In 2017, a neuroscientist studied dogs in functional MRI scans and concluded that they enjoy being praised by their owners at least as much as they enjoyed food and that 20% of the dogs preferred praise to food.
Among some of the food-free ways to show affection suggested by veterinary professionals are praise, showing affection by petting your pet, spending time together and playing with it.
This doesn’t mean never giving treats, but it does mean carefully measuring the amount of food you give your dog, based on its weight, and following the daily recommended amounts stated on food packaging and taking treats into account.
Another great way to show affection is active play and exercise.
How much exercise is the right amount of exercise?
"Exercise requirements will vary with age and breed but as a general rule most dogs enjoy going out for walks 2 to 3 times a day," says Dr Muncaster.
Working, herding and sporting breeds need at least an hour a day, whereas toy and small breeds need half.
If you’re unsure how much exercise your dog needs based on its breed and age consult your vet.
Luckily veterinary professionals are paying more and more attention to pets’ weight.
Dr Muncaster lists pet obesity as one of the main topics for pet owners to be aware of in 2019.
She says: "Most veterinary practices run weight clinics, which are a great source of support and help. At many clinics a qualified veterinary nurse can design a diet programme for the owner and support them throughout the journey."
How to check if your pet is overweight?
If your dog is a normal weight, you should be able to feel (but not see) the outline of its ribs, see its waist from above and its belly should seem tucked in when looking at it from the side.
For a cat, you should also be able to feel its spine and hip bones and there should only be a little bit of belly fat.
Obesity can contribute to other conditions such as diabetes, musculoskeletal problems, heart problems, arthritis or respiratory issues.
Having your pet’s weight and BCS checked as often as possible when you go to the vet is a good way to monitor its body condition.
"It is standard practice in most practices to record the weight at each consultation. Body conditions scores less so. Weight trends can be important indicators of underlying health problems, especially in cats," Dr Neerja Muncaster told us.

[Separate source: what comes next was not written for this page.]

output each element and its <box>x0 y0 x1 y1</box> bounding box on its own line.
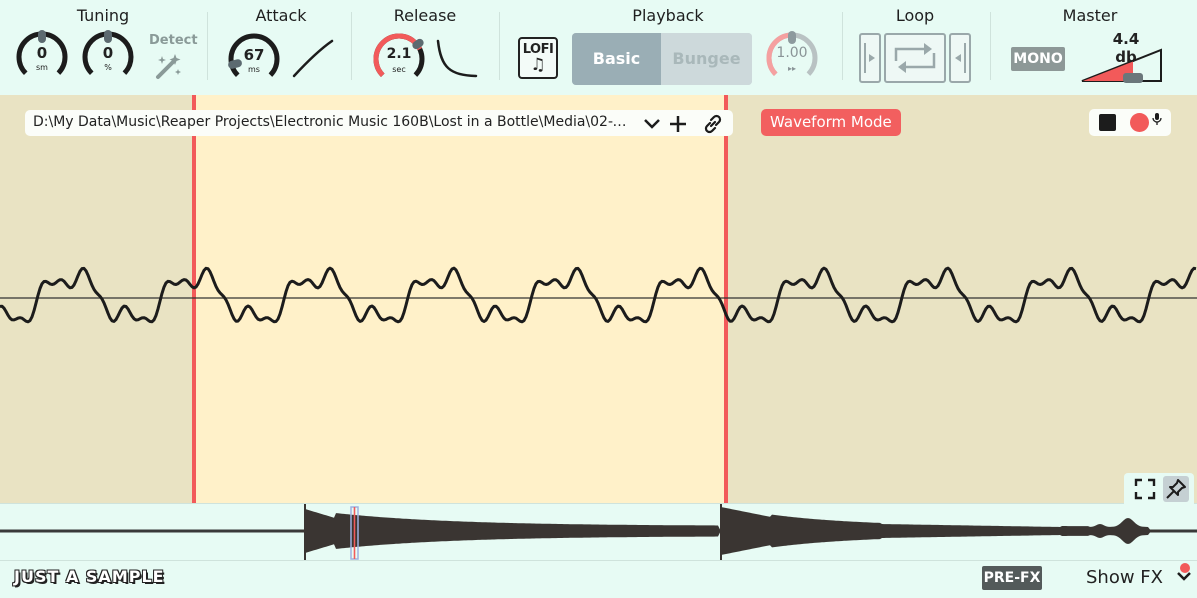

How to prevent pets from becoming obese?
Giving your pet the right amount of food and exercise for its size are key.
Try to avoid feeding your pet table scraps and ensure they get plenty of exercise. If you’re unsure how much exercise your dog needs based on its breed, age and weight, ask a veterinary professional.
Although prevention is better than cure, even if your pet is overweight or obese, there is still a lot you can do to help.
What to do if a pet is overweight?
If your pet is diagnosed as obese or overweight, your vet can recommend diets and the necessary level of exercise to help your cat or dog get to a healthy weight.
Reducing the amount of treats or introducing a restricted diet is often part of the efforts to return to normal weight.
Pets may seem happy when they get treats but studies show that overweight pets are not happy pets.
And don’t be afraid that your pet will like you less if you stop giving it snacks: “Walks and games are much better treats for dogs than food,” says the PDSA.